The characteristic ambivalence of the government regarding transparency and the right of access to public information persisted during this period. While progress was made at the legislative and municipal levels for the disclosure of information on salaries, wages, and government purchasing and bidding processes, petitioners continue to resort to the courts.
The Health Department has limited the information regarding the pandemic. Two members of the Health Department's Municipal Case Investigation and Contact Tracking System (SMICRC) - as well as two directors - resigned over the lack of transparency.
For four months, the Medical Sciences Campus concealed the causes for the loss of accreditation of the Neurosurgery Program, despite complaints from the media - including El Nuevo Día.
The Center for Investigative Journalism (CPI) took legal action against the Economic Development and Treasury secretaries for their refusal to disclose information related to resident investors and the tax incentives they receive.
Several Credit Unions took to the courts to force the Puerto Rico Public Corporation for the Supervision of Cooperatives (COSSEC) to disclose information. These cases were resolved in favor of the petitioners.
In a request for access to information related to the reports, the Puerto Rico Supreme Court ordered the Police to disclose information on the use of force by officers - but limited the disclosure of personal data of victims, witnesses and minors.
The Judicial Branch, however, denied access to judicial information under the pretext of the right to privacy in cases of femicides - even though the victims' families demanded disclosure.

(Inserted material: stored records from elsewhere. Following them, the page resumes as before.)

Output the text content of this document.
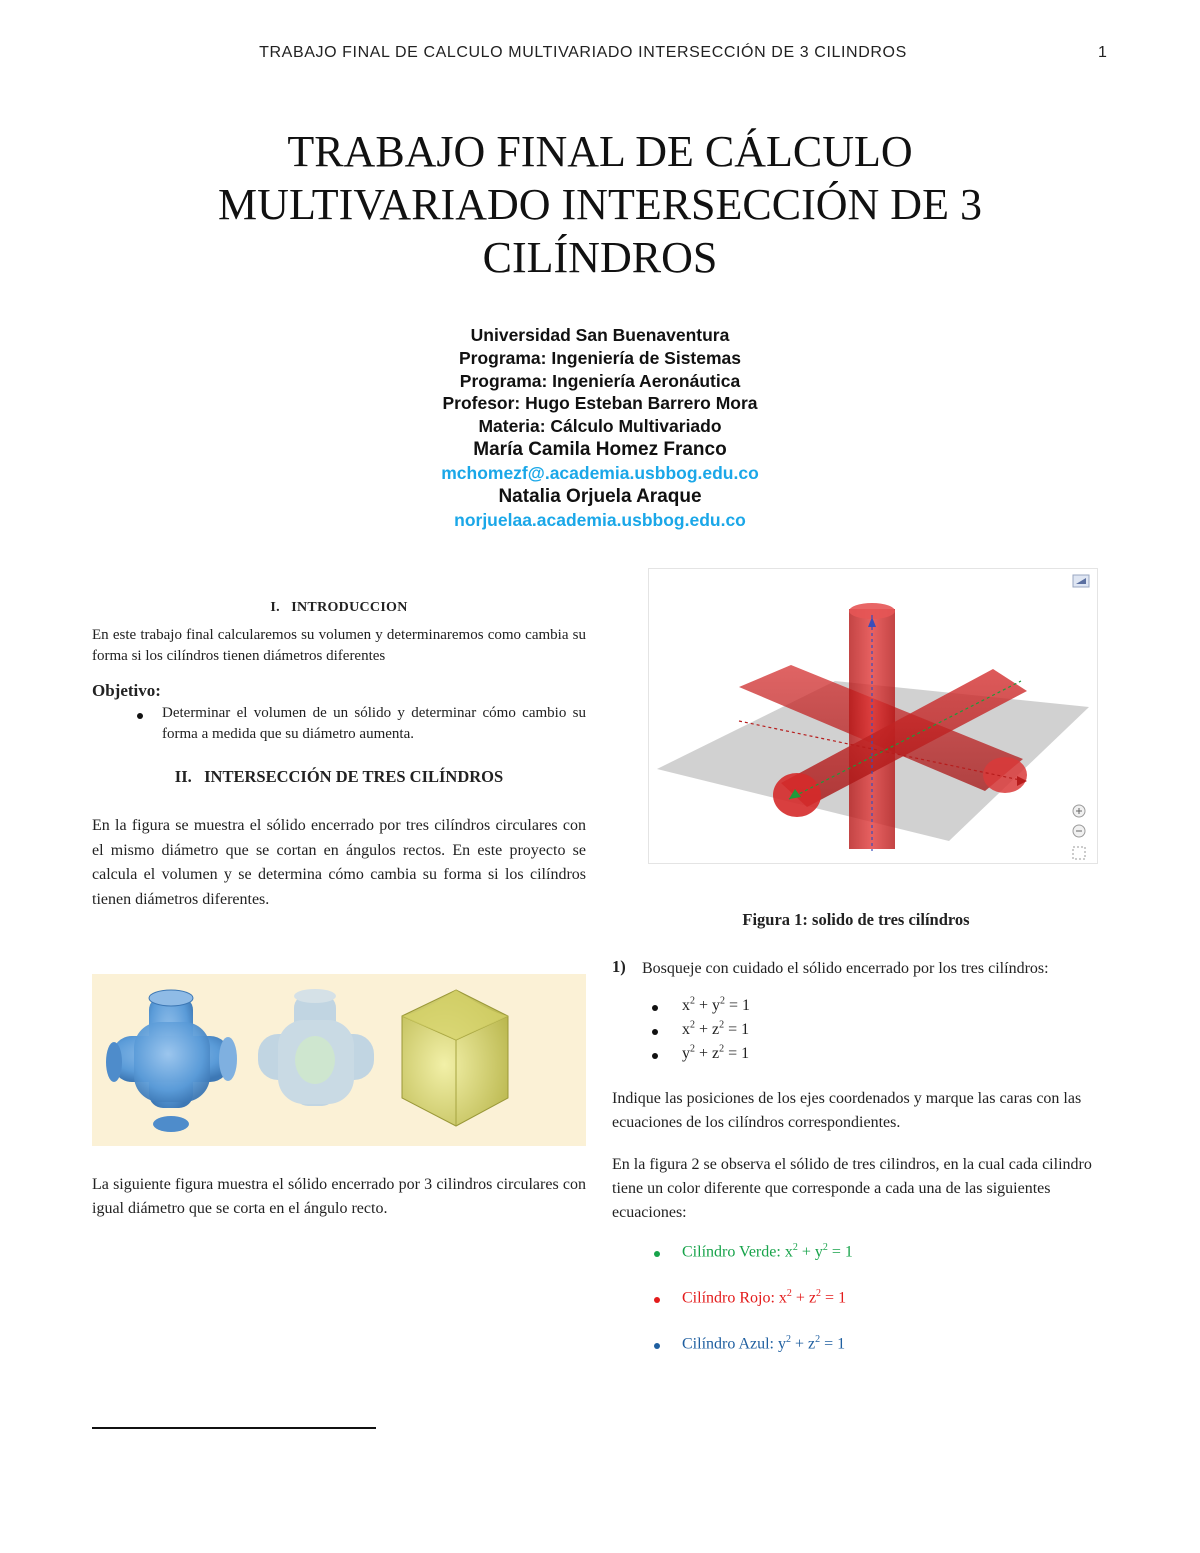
TRABAJO FINAL DE CALCULO MULTIVARIADO INTERSECCIÓN DE 3 CILINDROS	1
TRABAJO FINAL DE CÁLCULO
MULTIVARIADO INTERSECCIÓN DE 3
CILÍNDROS
Universidad San Buenaventura
Programa: Ingeniería de Sistemas
Programa: Ingeniería Aeronáutica
Profesor: Hugo Esteban Barrero Mora
Materia: Cálculo Multivariado
María Camila Homez Franco
mchomezf@.academia.usbbog.edu.co
Natalia Orjuela Araque
norjuelaa.academia.usbbog.edu.co

I.   INTRODUCCION

En este trabajo final calcularemos su volumen y determinaremos como cambia su forma si los cilíndros tienen diámetros diferentes

Objetivo:

Determinar el volumen de un sólido y determinar cómo cambio su forma a medida que su diámetro aumenta.

II.   INTERSECCIÓN DE TRES CILÍNDROS

En la figura se muestra el sólido encerrado por tres cilíndros circulares con el mismo diámetro que se cortan en ángulos rectos. En este proyecto se calcula el volumen y se determina cómo cambia su forma si los cilíndros tienen diámetros diferentes.

La siguiente figura muestra el sólido encerrado por 3 cilindros circulares con igual diámetro que se corta en el ángulo recto.

Figura 1: solido de tres cilíndros

1) Bosqueje con cuidado el sólido encerrado por los tres cilíndros:

$x^2 + y^2 = 1$
$x^2 + z^2 = 1$
$y^2 + z^2 = 1$

Indique las posiciones de los ejes coordenados y marque las caras con las ecuaciones de los cilíndros correspondientes.

En la figura 2 se observa el sólido de tres cilindros, en la cual cada cilindro tiene un color diferente que corresponde a cada una de las siguientes ecuaciones:

Cilíndro Verde: $x^2 + y^2 = 1$
Cilíndro Rojo: $x^2 + z^2 = 1$
Cilíndro Azul: $y^2 + z^2 = 1$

A majority of the Supreme Court judges rejected four petitions for reconsideration filed by journalistic associations.
In response to this event, the Pro-Transparency Alliance was born - created by the Overseas Press Club and the Puerto Rico Journalists Association - with the goal of overseeing the Judicial Branch in the same way that other branches of government are overseen.
In April, Loíza became the first municipality to launch a digital platform to publish purchases and auctions.
Also, in April, Governor Pedro Pierluisi signed an executive order to promote greater transparency in the contracting of professional services - which must be open, competitive and public processes.
In August, House Speaker Rafael Hernández Montañez announced a new digital platform on payroll and contract expenses, lobbyist registration, legislator performance and committee work.
Epidemiologist Yonaica Plaza resigned her post and denounced that her work for the Health Department was being restricted by the Epidemiology Office due to the lack of access to information.
In August, three other SMICRC members resigned over the lack of transparency from the Health Department. They took their demands for transparency of infection data to the Legislature - especially in the area of education.